Prep Time: 35 Min
Total Time: 1 Hr
Makes: 8 servings
INGREDIENTS
- 1 1/2 lb lean (at least 80%) ground beef
- 1/2 cup ketchup
- 1/3 cup dill pickle relish
- 2 tablespoons yellow mustard
- 4oz cream cheese (half of 8-oz package)
- 1 teaspoon onion powder
- 1/2 teaspoon salt
- 1/2 teaspoon black pepper
- 1 can (16.3 oz) Pillsbury® Grands!® Flaky Layers Butter Tastin’® refrigerated biscuits (8 biscuits)
- 1 Egg
- 1 teaspoon water
- 2 tablespoons sesame seed
DIRECTIONS
- Heat oven to 350°F.
- In 12-inch skillet, cook beef over medium heat 8 to 10 minutes, stirring occasionally, until thoroughly cooked; drain. Stir in ketchup, relish, mustard, cream cheese, onion powder, salt and pepper.
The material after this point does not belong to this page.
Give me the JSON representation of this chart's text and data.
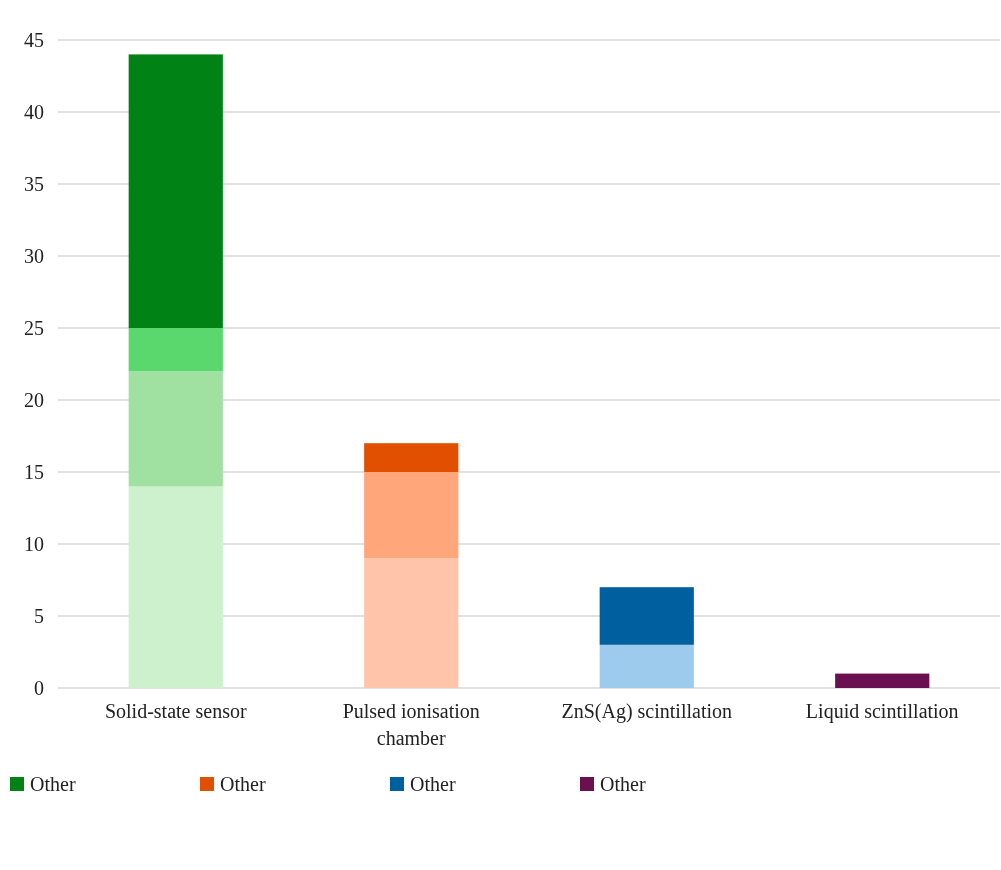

Cook about 5 minutes, stirring occasionally, until cheese is melted and mixture is creamy. Reduce heat to low.
- Separate dough into 8 biscuits. Using serrated knife, split each biscuit in half horizontally. Press 1 biscuit half into about 4-inch round. In ungreased non-stick jumbo muffin pan, press round in bottom and 1/2 to 3/4 of the way up side of muffin cup. Repeat with remaining biscuit halves.
- Divide beef mixture evenly among biscuits in cups. Top with remaining biscuit halves, stretching slightly to cover beef mixture and slightly pressing edges to bottom biscuits to seal.
- In small bowl, beat egg and water until well blended; brush on top biscuits. Sprinkle with sesame seed.
- Bake 15 to 20 minutes or until tops are golden brown. Cool in pan 5 minutes before serving.